Under the agreement, TikTok’s U.S. operations will be managed by a newly established American entity. U.S. companies including Oracle, Silver Lake, and Andreessen Horowitz will collectively hold 80% of the shares, while ByteDance will retain a 20% minority stake. The new entity will ensure that TikTok’s algorithms and user data are stored and operated independently within the U.S., with data centers based in the country to meet strict U.S. national security requirements. In addition, the agreement grants the U.S. government the right to conduct regular reviews of TikTok’s operations to ensure compliance. Reportedly, U.S. President Donald Trump and Chinese President Xi Jinping are scheduled to confirm the details of the deal in a phone call on September 19.

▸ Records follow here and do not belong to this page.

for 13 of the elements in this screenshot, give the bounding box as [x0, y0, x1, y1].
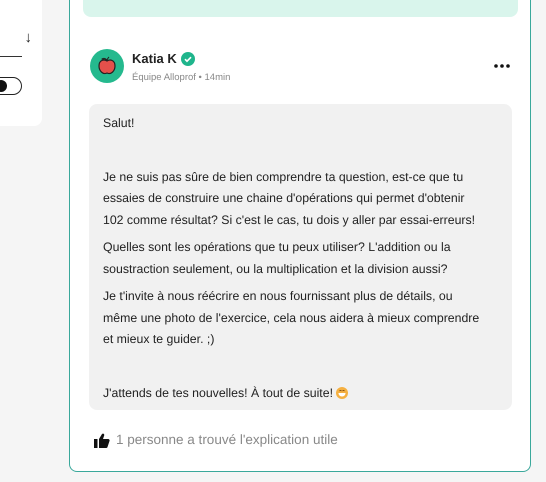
message-paragraph: Salut!	[103, 115, 136, 132]
more-options-icon[interactable]	[494, 64, 510, 68]
avatar-apple-icon	[90, 48, 124, 82]
helpful-count-text: 1 personne a trouvé l'explication utile	[116, 431, 338, 449]
thumbs-up-icon[interactable]	[94, 432, 110, 448]
message-paragraph: Je ne suis pas sûre de bien comprendre ta question, est-ce que tu essaies de construire une chaine d'opérations qui permet d'obtenir 102 comme résultat? Si c'est le cas, tu dois y aller par essai-erreurs!	[103, 168, 476, 228]
message-paragraph: Quelles sont les opérations que tu peux utiliser? L'addition ou la soustraction seulement, ou la multiplication et la division aussi?	[103, 239, 452, 278]
message-paragraph: J'attends de tes nouvelles! À tout de suite!	[103, 382, 488, 404]
sort-arrow-icon[interactable]: ↓	[0, 28, 42, 48]
author-role-time: Équipe Alloprof • 14min	[132, 71, 230, 84]
author-name[interactable]: Katia K	[132, 51, 177, 67]
toggle-switch[interactable]	[0, 77, 22, 95]
message-paragraph: Je t'invite à nous réécrire en nous fournissant plus de détails, ou même une photo de l'exercice, cela nous aidera à mieux comprendre et mieux te guider. ;)	[103, 288, 480, 348]
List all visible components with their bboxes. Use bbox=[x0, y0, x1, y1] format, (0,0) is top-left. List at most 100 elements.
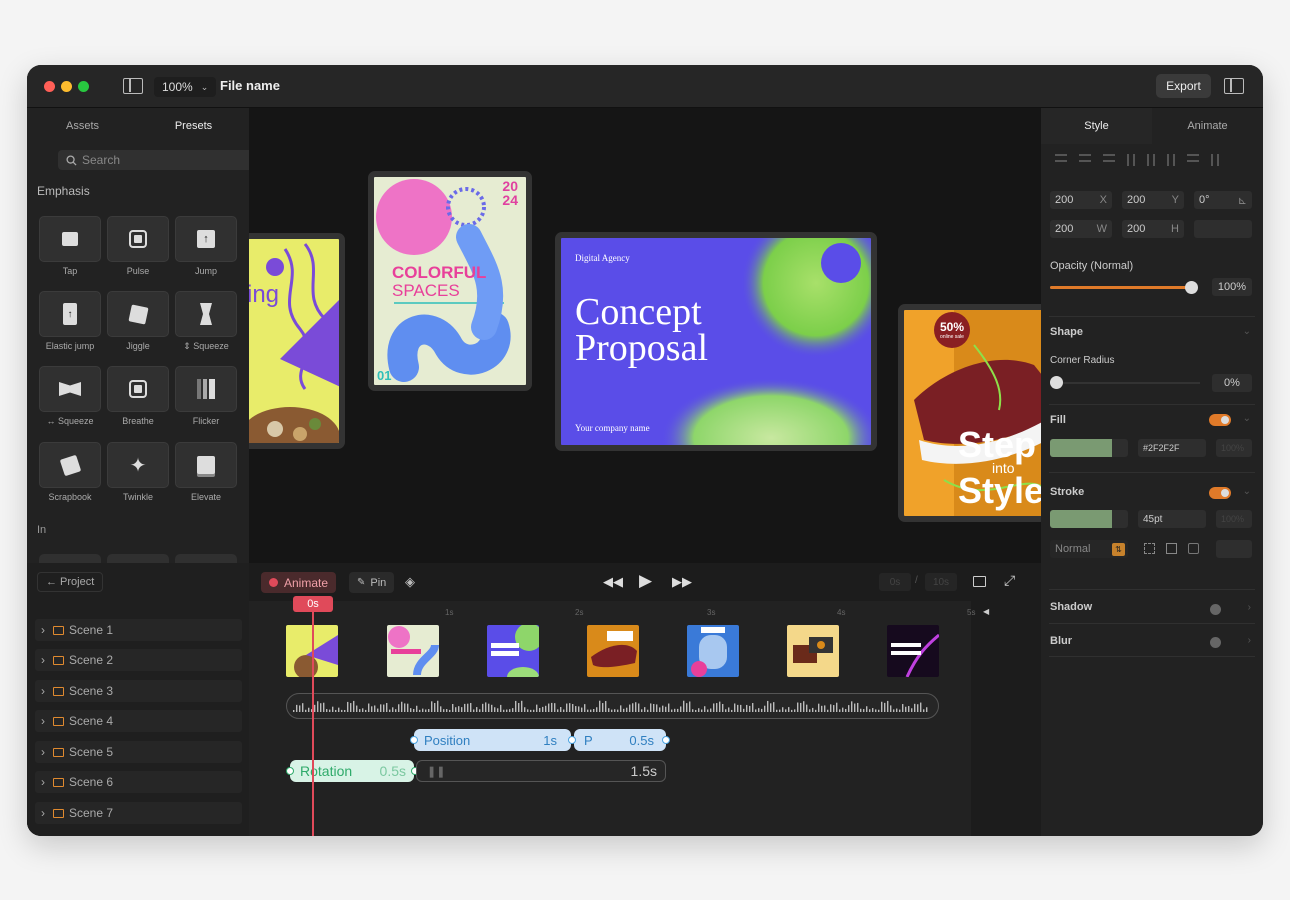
chevron-down-icon[interactable]: ⌄ bbox=[1243, 486, 1251, 497]
shadow-section[interactable]: Shadow bbox=[1050, 601, 1092, 613]
slide-card-food[interactable]: ing bbox=[249, 233, 345, 449]
animate-button[interactable]: Animate bbox=[261, 572, 337, 593]
preset-breathe[interactable]: Breathe bbox=[107, 366, 169, 426]
stroke-toggle[interactable] bbox=[1209, 487, 1231, 499]
scene-item[interactable]: › Scene 3 bbox=[35, 680, 242, 702]
blur-section[interactable]: Blur bbox=[1050, 635, 1072, 647]
h-field[interactable]: 200 H bbox=[1122, 220, 1184, 238]
scene-thumbnail[interactable] bbox=[787, 625, 839, 677]
p-keyframe[interactable]: P 0.5s bbox=[574, 729, 666, 751]
audio-waveform[interactable] bbox=[286, 693, 939, 719]
time-current-field[interactable]: 0s bbox=[879, 573, 911, 591]
shadow-toggle[interactable] bbox=[1210, 604, 1221, 615]
align-left-icon[interactable] bbox=[1055, 154, 1067, 162]
blend-mode-select[interactable]: Normal ⇅ bbox=[1050, 540, 1128, 558]
preset-jiggle[interactable]: Jiggle bbox=[107, 291, 169, 351]
corner-radius-slider[interactable] bbox=[1050, 376, 1200, 389]
tab-animate[interactable]: Animate bbox=[1152, 120, 1263, 132]
slide-card-concept[interactable]: Digital Agency Concept Proposal Your comp… bbox=[555, 232, 877, 451]
w-field[interactable]: 200 W bbox=[1050, 220, 1112, 238]
scene-thumbnail[interactable] bbox=[487, 625, 539, 677]
fill-toggle[interactable] bbox=[1209, 414, 1231, 426]
preset-elastic-jump[interactable]: ↑ Elastic jump bbox=[39, 291, 101, 351]
preset-pulse[interactable]: Pulse bbox=[107, 216, 169, 276]
rotation-hold-segment[interactable]: ❚❚ 1.5s bbox=[416, 760, 666, 782]
playhead[interactable]: 0s bbox=[293, 596, 333, 612]
stroke-inside-icon[interactable] bbox=[1188, 543, 1199, 554]
stroke-width[interactable]: 45pt bbox=[1138, 510, 1206, 528]
opacity-value[interactable]: 100% bbox=[1212, 278, 1252, 296]
x-field[interactable]: 200 X bbox=[1050, 191, 1112, 209]
distribute-h-icon[interactable] bbox=[1187, 154, 1199, 162]
close-window-button[interactable] bbox=[44, 81, 55, 92]
preset-partial[interactable] bbox=[39, 554, 101, 563]
inspector-toggle-icon[interactable] bbox=[1224, 78, 1244, 94]
align-center-h-icon[interactable] bbox=[1079, 154, 1091, 162]
fast-forward-icon[interactable]: ▶▶ bbox=[672, 574, 692, 590]
corner-radius-knob[interactable] bbox=[1050, 376, 1063, 389]
align-right-icon[interactable] bbox=[1103, 154, 1115, 162]
scene-item[interactable]: › Scene 6 bbox=[35, 771, 242, 793]
scene-item[interactable]: › Scene 7 bbox=[35, 802, 242, 824]
fill-opacity[interactable]: 100% bbox=[1216, 439, 1252, 457]
keyframe-handle[interactable] bbox=[568, 736, 576, 744]
preset-twinkle[interactable]: ✦ Twinkle bbox=[107, 442, 169, 502]
slide-card-colorful[interactable]: 20 24 COLORFUL SPACES 01 bbox=[368, 171, 532, 391]
fullscreen-icon[interactable]: ⤢ bbox=[1004, 572, 1015, 589]
rewind-icon[interactable]: ◀◀ bbox=[603, 574, 623, 590]
align-bottom-icon[interactable] bbox=[1167, 154, 1175, 166]
stroke-opacity[interactable]: 100% bbox=[1216, 510, 1252, 528]
shape-section[interactable]: Shape bbox=[1050, 326, 1083, 338]
chevron-down-icon[interactable]: ⌄ bbox=[1243, 413, 1251, 424]
stroke-extra-field[interactable] bbox=[1216, 540, 1252, 558]
preset-scrapbook[interactable]: Scrapbook bbox=[39, 442, 101, 502]
aspect-ratio-icon[interactable] bbox=[973, 576, 986, 587]
align-middle-icon[interactable] bbox=[1147, 154, 1155, 166]
project-back-button[interactable]: ← Project bbox=[37, 572, 104, 592]
preset-partial[interactable] bbox=[175, 554, 237, 563]
fill-section[interactable]: Fill bbox=[1050, 414, 1066, 426]
tab-assets[interactable]: Assets bbox=[27, 120, 138, 132]
preset-flicker[interactable]: Flicker bbox=[175, 366, 237, 426]
chevron-right-icon[interactable]: › bbox=[1248, 602, 1251, 613]
distribute-v-icon[interactable] bbox=[1211, 154, 1219, 166]
stroke-swatch[interactable] bbox=[1050, 510, 1128, 528]
corner-radius-value[interactable]: 0% bbox=[1212, 374, 1252, 392]
stroke-section[interactable]: Stroke bbox=[1050, 486, 1084, 498]
keyframe-handle[interactable] bbox=[410, 736, 418, 744]
stroke-outside-icon[interactable] bbox=[1144, 543, 1155, 554]
keyframe-handle[interactable] bbox=[286, 767, 294, 775]
search-input[interactable]: Search bbox=[58, 150, 258, 170]
scene-thumbnail[interactable] bbox=[887, 625, 939, 677]
pin-button[interactable]: ✎ Pin bbox=[349, 572, 395, 593]
slide-card-step[interactable]: 50% online sale Step into Style bbox=[898, 304, 1041, 522]
maximize-window-button[interactable] bbox=[78, 81, 89, 92]
preset-squeeze-vertical[interactable]: ⇕ Squeeze bbox=[175, 291, 237, 352]
canvas[interactable]: ing 20 24 COLORFUL SPACES 01 Digital Age… bbox=[249, 108, 1041, 563]
scene-item[interactable]: › Scene 4 bbox=[35, 710, 242, 732]
preset-jump[interactable]: ↑ Jump bbox=[175, 216, 237, 276]
preset-squeeze-horizontal[interactable]: ↔ Squeeze bbox=[39, 366, 101, 426]
zoom-select[interactable]: 100% ⌄ bbox=[154, 77, 217, 97]
fill-swatch[interactable] bbox=[1050, 439, 1128, 457]
scene-item[interactable]: › Scene 1 bbox=[35, 619, 242, 641]
align-top-icon[interactable] bbox=[1127, 154, 1135, 166]
scene-item[interactable]: › Scene 2 bbox=[35, 649, 242, 671]
chevron-right-icon[interactable]: › bbox=[1248, 635, 1251, 646]
tab-presets[interactable]: Presets bbox=[138, 120, 249, 132]
y-field[interactable]: 200 Y bbox=[1122, 191, 1184, 209]
blur-toggle[interactable] bbox=[1210, 637, 1221, 648]
file-name[interactable]: File name bbox=[220, 78, 280, 93]
position-keyframe[interactable]: Position 1s bbox=[414, 729, 571, 751]
opacity-slider[interactable] bbox=[1050, 281, 1199, 294]
tab-style[interactable]: Style bbox=[1041, 108, 1152, 144]
fill-hex[interactable]: #2F2F2F bbox=[1138, 439, 1206, 457]
stroke-center-icon[interactable] bbox=[1166, 543, 1177, 554]
minimize-window-button[interactable] bbox=[61, 81, 72, 92]
scene-thumbnail[interactable] bbox=[387, 625, 439, 677]
chevron-down-icon[interactable]: ⌄ bbox=[1243, 326, 1251, 337]
preset-tap[interactable]: Tap bbox=[39, 216, 101, 276]
scene-thumbnail[interactable] bbox=[687, 625, 739, 677]
export-button[interactable]: Export bbox=[1156, 74, 1211, 98]
empty-field[interactable] bbox=[1194, 220, 1252, 238]
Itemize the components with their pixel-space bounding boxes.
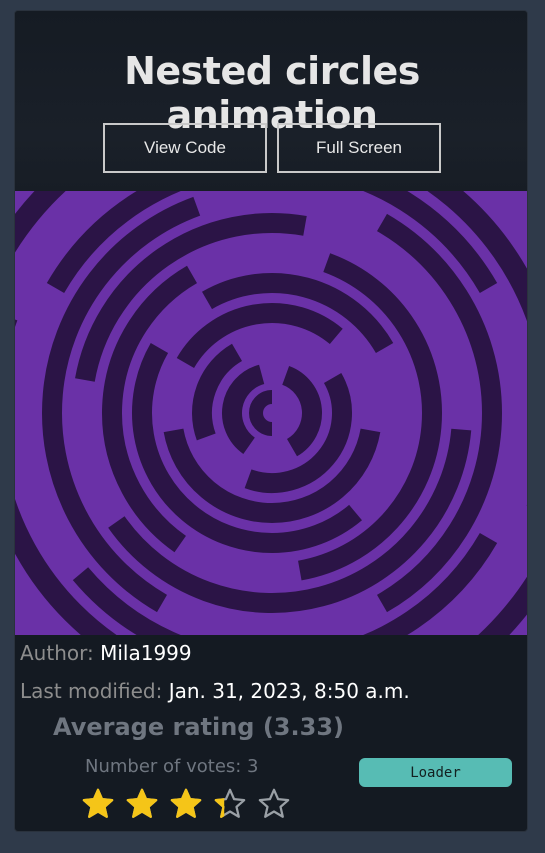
- nested-circles-animation: [15, 191, 527, 635]
- modified-date: Jan. 31, 2023, 8:50 a.m.: [168, 679, 410, 703]
- star-4-icon[interactable]: [213, 787, 247, 821]
- full-screen-button[interactable]: Full Screen: [277, 123, 441, 173]
- average-rating: Average rating (3.33): [53, 713, 344, 741]
- modified-label: Last modified:: [20, 679, 163, 703]
- star-5-icon[interactable]: [257, 787, 291, 821]
- project-card: Nested circles animation View Code Full …: [14, 10, 528, 832]
- star-3-icon[interactable]: [169, 787, 203, 821]
- project-title: Nested circles animation: [124, 49, 420, 137]
- view-code-button[interactable]: View Code: [103, 123, 267, 173]
- star-2-icon[interactable]: [125, 787, 159, 821]
- vote-count: Number of votes: 3: [85, 756, 259, 777]
- star-1-icon[interactable]: [81, 787, 115, 821]
- author-label: Author:: [20, 641, 94, 665]
- author-name[interactable]: Mila1999: [100, 641, 192, 665]
- animation-preview[interactable]: [15, 191, 527, 635]
- modified-row: Last modified: Jan. 31, 2023, 8:50 a.m.: [20, 679, 410, 703]
- loader-tag-button[interactable]: Loader: [359, 758, 512, 787]
- card-header: Nested circles animation View Code Full …: [15, 11, 527, 191]
- author-row: Author: Mila1999: [20, 641, 192, 665]
- preview-background: [15, 191, 527, 635]
- star-rating[interactable]: [81, 787, 301, 823]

As one of the world’s leading short-video platforms, TikTok has over 100 million monthly active users in the United States. Since 2020, TikTok has repeatedly faced scrutiny from the U.S. government due to its Chinese ownership, and by early 2025 was threatened with a complete ban unless its U.S. operations were fully separated from its Chinese parent company. The latest agreement is seen as a rare moment of cooperation between the two countries in the tech sphere. According to CNN and Reuters, the deal paves the way for TikTok’s sustained growth in the U.S. market and could serve as a reference for other Chinese tech firms operating in the country.

At the heart of the agreement are issues of data privacy and security. The U.S. government has long been concerned that TikTok might transfer user data to China, a claim ByteDance has consistently denied. The newly formed U.S. entity will adopt a “data silo” model to ensure user data remains within U.S. borders. Oracle stated it will deploy advanced encryption technologies to protect user privacy and guarantee localized operation of TikTok’s algorithm. These measures are designed to address national security concerns while maintaining the platform’s service quality.

While the agreement eases the immediate pressure of a ban, it has also sparked debate. Some in the U.S. argue that allowing ByteDance to retain a 20% stake could pose long-term security risks. Others warn that algorithm localization and data isolation may weaken TikTok’s global competitiveness, especially in the area of innovative content recommendations. Analysts at the Washington-based Center for a New American Security noted that the deal provides a new model for U.S.-China technology negotiations, with possible implications for future talks in sectors such as semiconductors and artificial intelligence.

Implementing the agreement will take several months, involving the establishment of the new entity, migration of algorithms, and construction of data centers. If all proceeds smoothly, TikTok is expected to maintain its influence in the U.S. market. Industry observers note that TikTok’s trajectory is not only about business interests, but also reflects the intersection of technology and culture in a globalized context.

The agreement provides a vital safeguard for TikTok’s survival in the U.S. while opening a window for further Sino-American cooperation in technology. Going forward, the effectiveness of its implementation—and its impact on user experience—will be closely watched by the industry.